Though schools have adapted impressively to hybrid learning models, it’s becoming clear that remedial measures are going to be necessary if we’re to help students make up for lost time. To that point, news aggregator All Africa reported last summer that about two-thirds of countries across the continent are taking steps to help students catch up. Some initiatives they’re enacting include adjusting curricula to resolve learning losses and improving facilities to enhance a return to in-person schooling.
Steps like these depend largely on one crucial tool: Big Data. So below, we’re going to look at a few ways in which schools across Africa are leveraging data analytics –– and data-driven learning as a whole –– to set up optimal education in the New Normal.
When administrators are formulating school policies, data analytics can simplify the process of discerning which areas require immediate attention. For example, a school may simultaneously be experiencing declining rates of enrolment and gender diversity in the classroom. With research from the Journal of International Development having found that administrative data plays a significant role in informing gender-equitable outcomes, schools can analyse their enrolment history – and will likely discover that simply prioritising enrolment will not guarantee more equal gender representation among students. Consequently, any enrollment-related policies the school adjusts can be better informed and can be engineered specifically to bring more girls into the classroom.

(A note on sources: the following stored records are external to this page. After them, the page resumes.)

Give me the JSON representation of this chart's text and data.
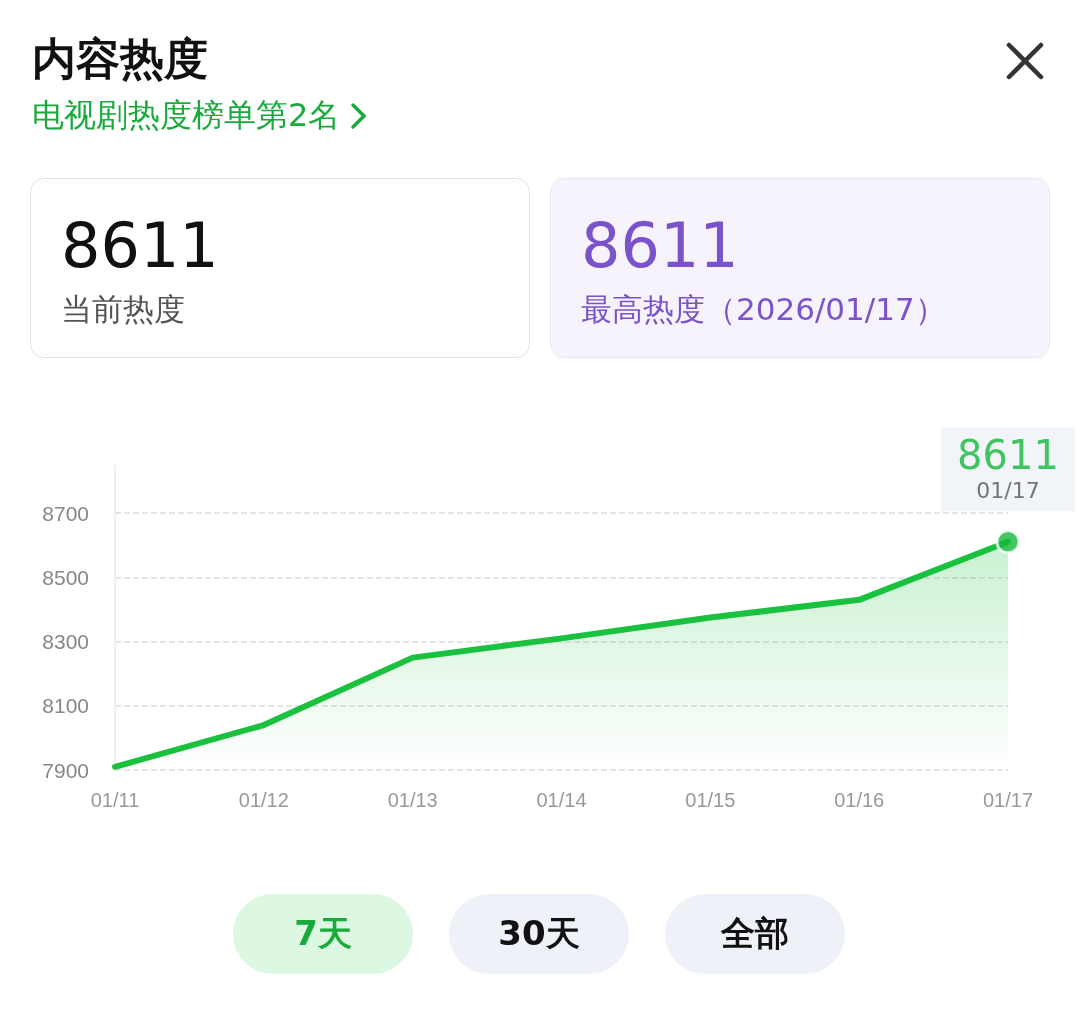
{
  "chart_data": {
    "type": "area",
    "title": "内容热度",
    "subtitle": "电视剧热度榜单第2名",
    "annotations": [
      "8611",
      "当前热度",
      "8611",
      "最高热度（2026/01/17）",
      "7天",
      "30天",
      "全部",
      {
        "text": "01/17",
        "x": "01/17",
        "y": 8611
      }
    ],
    "categories": [
      "01/11",
      "01/12",
      "01/13",
      "01/14",
      "01/15",
      "01/16",
      "01/17"
    ],
    "series": [
      {
        "color": "#19c13e",
        "values": [
          7910,
          8040,
          8250,
          8310,
          8375,
          8430,
          8611
        ]
      },
      {
        "type": "scatter",
        "color": "#13b83a",
        "marker": "circle",
        "x": [
          "01/17"
        ],
        "values": [
          8611
        ],
        "value_labels": [
          "8611"
        ]
      }
    ],
    "ylim": [
      7900,
      8850
    ],
    "yticks": [
      7900,
      8100,
      8300,
      8500,
      8700
    ],
    "grid": "y",
    "marker": "none"
  }
}
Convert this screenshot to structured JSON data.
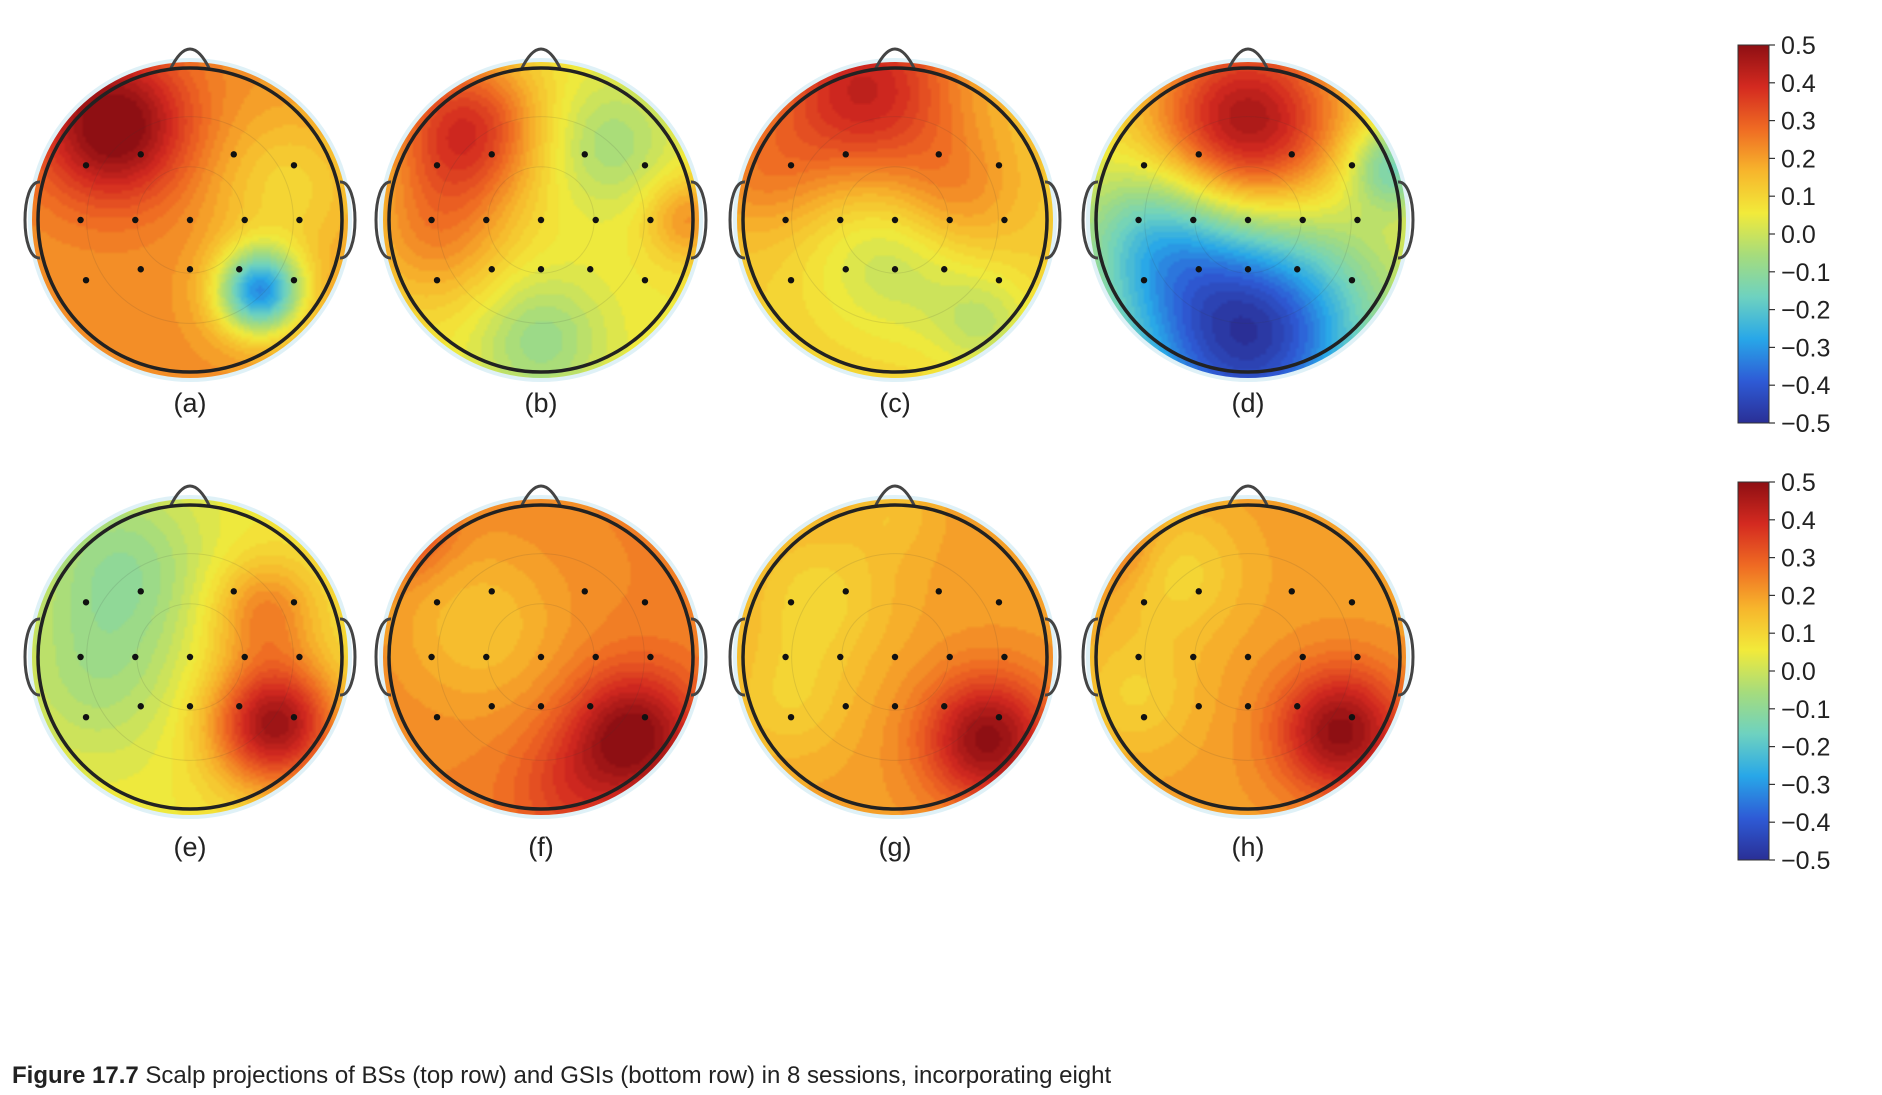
{
  "figure": {
    "caption_label": "Figure 17.7",
    "caption_text": "Scalp projections of BSs (top row) and GSIs (bottom row) in 8 sessions, incorporating eight"
  },
  "colormap": [
    "#2a2f96",
    "#2e5bd6",
    "#28a7e8",
    "#6ed2c0",
    "#a6dc7c",
    "#f2ea3a",
    "#f7b52c",
    "#ef6b23",
    "#d42a20",
    "#8e0f13"
  ],
  "colorbars": [
    {
      "ticks": [
        "0.5",
        "0.4",
        "0.3",
        "0.2",
        "0.1",
        "0.0",
        "−0.1",
        "−0.2",
        "−0.3",
        "−0.4",
        "−0.5"
      ]
    },
    {
      "ticks": [
        "0.5",
        "0.4",
        "0.3",
        "0.2",
        "0.1",
        "0.0",
        "−0.1",
        "−0.2",
        "−0.3",
        "−0.4",
        "−0.5"
      ]
    }
  ],
  "panels": [
    {
      "label": "(a)",
      "base": 0.22,
      "blobs": [
        [
          -0.5,
          0.62,
          0.32,
          0.35
        ],
        [
          0.47,
          -0.48,
          -0.52,
          0.2
        ],
        [
          0.65,
          0.2,
          -0.12,
          0.35
        ]
      ]
    },
    {
      "label": "(b)",
      "base": 0.06,
      "blobs": [
        [
          -0.5,
          0.6,
          0.32,
          0.35
        ],
        [
          -0.7,
          -0.1,
          0.16,
          0.35
        ],
        [
          0.45,
          0.5,
          -0.12,
          0.3
        ],
        [
          0.0,
          -0.8,
          -0.14,
          0.3
        ],
        [
          0.98,
          0.0,
          0.16,
          0.2
        ]
      ]
    },
    {
      "label": "(c)",
      "base": 0.12,
      "blobs": [
        [
          -0.2,
          0.85,
          0.3,
          0.45
        ],
        [
          0.4,
          0.15,
          0.12,
          0.3
        ],
        [
          0.0,
          -0.25,
          -0.14,
          0.4
        ],
        [
          0.6,
          -0.7,
          -0.12,
          0.25
        ],
        [
          -0.9,
          0.3,
          0.1,
          0.3
        ]
      ]
    },
    {
      "label": "(d)",
      "base": 0.06,
      "blobs": [
        [
          0.0,
          0.62,
          0.42,
          0.45
        ],
        [
          0.0,
          -0.75,
          -0.55,
          0.55
        ],
        [
          -0.6,
          -0.1,
          -0.2,
          0.35
        ],
        [
          0.95,
          0.35,
          -0.22,
          0.2
        ]
      ]
    },
    {
      "label": "(e)",
      "base": 0.06,
      "blobs": [
        [
          0.57,
          -0.45,
          0.42,
          0.3
        ],
        [
          0.5,
          0.3,
          0.18,
          0.25
        ],
        [
          -0.45,
          0.6,
          -0.14,
          0.4
        ],
        [
          -0.6,
          -0.15,
          -0.1,
          0.4
        ]
      ]
    },
    {
      "label": "(f)",
      "base": 0.24,
      "blobs": [
        [
          0.62,
          -0.52,
          0.27,
          0.3
        ],
        [
          -0.4,
          0.2,
          -0.1,
          0.4
        ],
        [
          -0.9,
          0.85,
          0.15,
          0.2
        ],
        [
          0.2,
          -0.9,
          0.1,
          0.3
        ]
      ]
    },
    {
      "label": "(g)",
      "base": 0.2,
      "blobs": [
        [
          0.62,
          -0.55,
          0.3,
          0.3
        ],
        [
          -0.5,
          0.4,
          -0.1,
          0.35
        ],
        [
          -0.7,
          -0.3,
          -0.08,
          0.3
        ],
        [
          0.0,
          0.95,
          -0.05,
          0.2
        ]
      ]
    },
    {
      "label": "(h)",
      "base": 0.2,
      "blobs": [
        [
          0.62,
          -0.5,
          0.3,
          0.3
        ],
        [
          -0.45,
          0.55,
          -0.1,
          0.3
        ],
        [
          -0.75,
          -0.25,
          -0.09,
          0.3
        ],
        [
          -0.9,
          0.75,
          0.1,
          0.2
        ]
      ]
    }
  ]
}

Data analytics can similarly help schools facing financial challenges. Indeed, this focus can be especially helpful here in Sierra Leone — where, according to the International Journal of Educational Development, the majority of schools do not receive government funding. By analysing a school’s history of resource allocation, administrators can determine which departments have been maximising their budgets and which ones require more funds given the current circumstances. Financial analysis can also help predict the success of cost-cutting measures like adopting automated administrative tools or merging sections with low class sizes –– which can ultimately help schools run more effectively on smaller budgets
With data analytics, teachers can also curate lesson plans and assessments, and track each pupil’s progress. This allows them to gain a better understanding of which students need help in specific areas, and enables them to adjust their teaching methods strategically if general engagement is low. This process is exemplified by the tools used at Bridge Uganda, which is part of a continent-wide education network. Through this program, teachers use specially-crafted, data-driven lesson plans and are given tools to track pupils’ progress. As a result, the 2020 McKinsey report titled “Reimagining a More Equitable and Resilient K–12 Education System” found that Bridge pupils learned an additional 2.5 years’ worth of material within a year-long period.
In many regions, outdated curriculums are still being used despite their inability to satisfy the contemporary student’s unique circumstances. Data analytics’ predictive properties, however, allow educators to assess current and future educational requirements, so that they can update teaching priorities according to real-world needs. At the same time, data science itself is becoming an in-demand skill in the modern job market. It’s thus no wonder that higher education institutions like Njala University in Sierra Leone are celebrated for being among the first to host seminars on leveraging Big Data aimed at administrators, educators, and students alike. At the same time, some of Africa’s largest and leading schools like the University of Nairobi have begun to establish big data courses, including deep learning and AI optimisation. Through this, many are hopeful that the new generation of graduates will be better equipped for data-based careers and trends.
Addressing the digital age’s concerns in education will be a long and arduous road. But with data analytics, schools can build data-driven learning cultures that can pave the best path forward.